I see the Apple happy moderators choose the more convenient and not the real "insightful" route of modding you up in defense of Apple instead of actually reading about the problem. Moderator thinking, "Oh this person must be right, there is no way Apple could have messed this up."
http://discussions.apple.com/thread.jspa?threadID=1342677&start=30&tstart=0
But Apple doesn't always remove negative posts. Here is a huge thread on some major bugs in their Airport Extreme Base Station, with over 20,000 views and 300+ replies. It has been around for a few months now.

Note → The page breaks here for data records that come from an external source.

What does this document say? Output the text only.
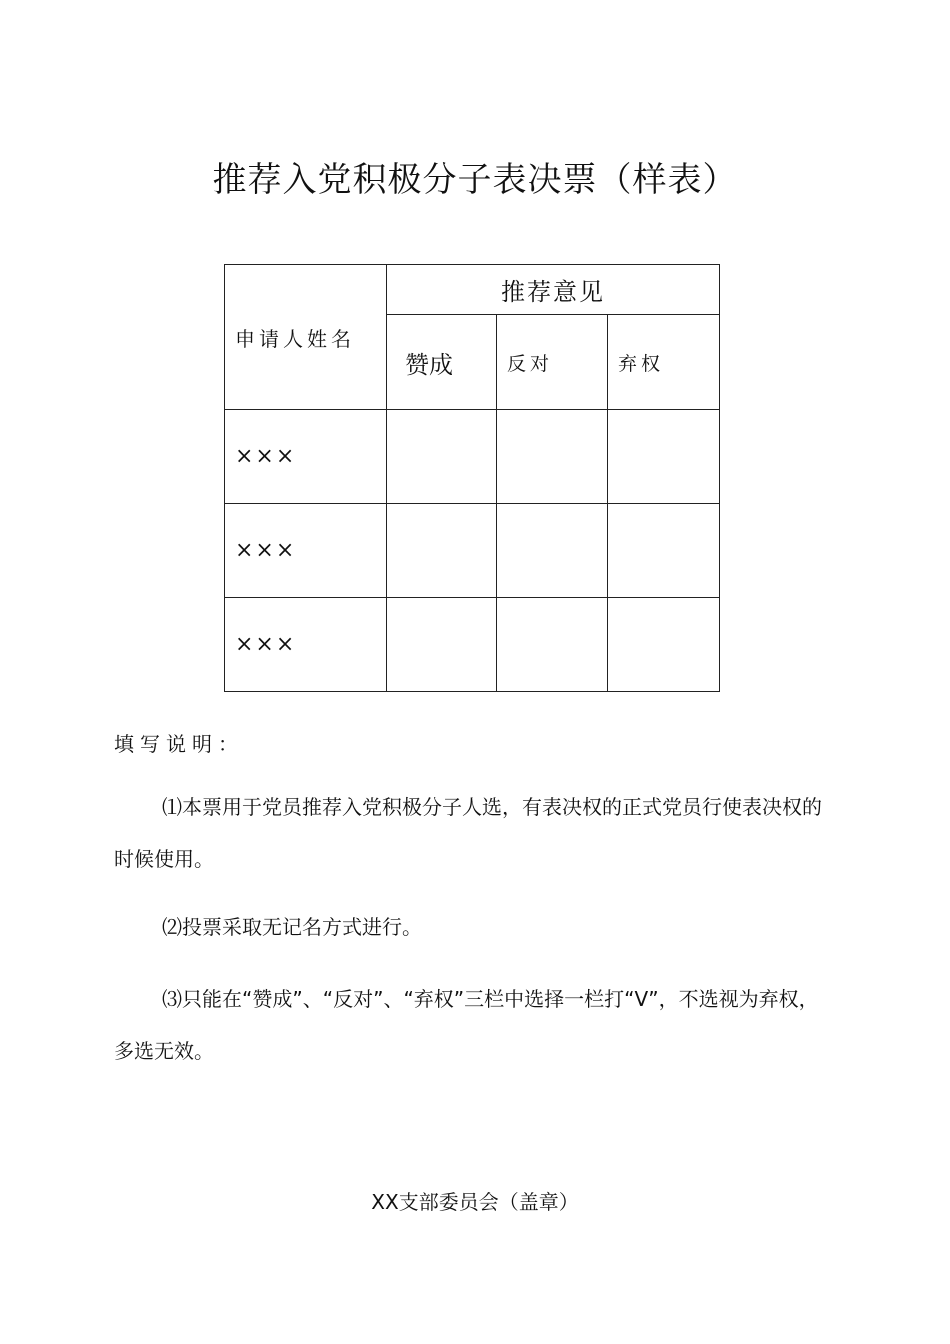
推荐入党积极分子表决票（样表）
申请人姓名	推荐意见		
	赞成	反对	弃权
×××			
×××			
×××			
填写说明：
⑴本票用于党员推荐入党积极分子人选，有表决权的正式党员行使表决权的时候使用。
⑵投票采取无记名方式进行。
⑶只能在“赞成”、“反对”、“弃权”三栏中选择一栏打“V”，不选视为弃权，多选无效。
XX支部委员会（盖章）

People like to jump on Apple for removing posts, however their forum has some pretty clear rules on what is considered acceptable and what isn't. Usually deleted threads/posts are done so for a reason. If that person, or another, re-wrote the post to follow the guidelines it would very likely stay. Yes, Apple's moderators are a bit more - zealous - than on other forums, but they are not some weird underground conspiracy group, they are just trying to keep the forums focused and friendly.
Shawn's Tech Articles
I learned this lesson well in 2005 when I gleefully preordered and upgraded to Tiger only to find out that After Effects 5's non-standard use of Quicktime APIs resulted in highly unstable audio with the new version of QT that came with the OS. Just scrubbing video back and forth inside the app would produce Quicktime errors, and the only way to get a complete render was to render without audio and add the soundtrack in afterward.
I don't trust Adobe or Apple to be in sync on this stuff.
Your mind is clear / The things that you fear / Will fade with how much you / Believe what you hear
Looks like most of the issues are fixed by this released today. http://www.adobe.com/support/documentation/en/aftereffects/Adobe_After_Effects_CS3_8_0_2_Read_Me.pdf
There is a straight forward way to downgrade without OS reinstall. Google "downgrade quicktime 7.4 to 7.3" and you will find the instructions. It is not too difficult. You need the installer file and Pacifist. Not the most elegant solution, but which quicker than OS reinstall. This might be in other comments as well, so sorry if this is repetitive. Despite the uproar, I really wonder what the impact is? During the period when Abobe was not updating video apps for the Mac, we switched to Combustion and Motion for our motion graphics work. When Adobe came back to the market and our CS3 suite came with the video apps, we installed them, but no one in my shop uses them anymore. If you want to gripe, the recent FCP upgrade that changed file formats so projects were not backwards compatible was a much bigger headache, and it was one line buried in the changes document, whereas it should have been a prominent point at the top, and I would have heartily endorsed the use of the blink tag for this. One other question, the summary states that video apps are involved, but AE is the only one I have heard about, which other applications are affected?
Some people have very short memories.
Recursive: Adj. See Recursive.
Sorry for replying to my own post, but I've since found out that this patch does not correct the QuickTime bug, making my parent post invalid.
Looks more like an Apple screw-up than anything else right now.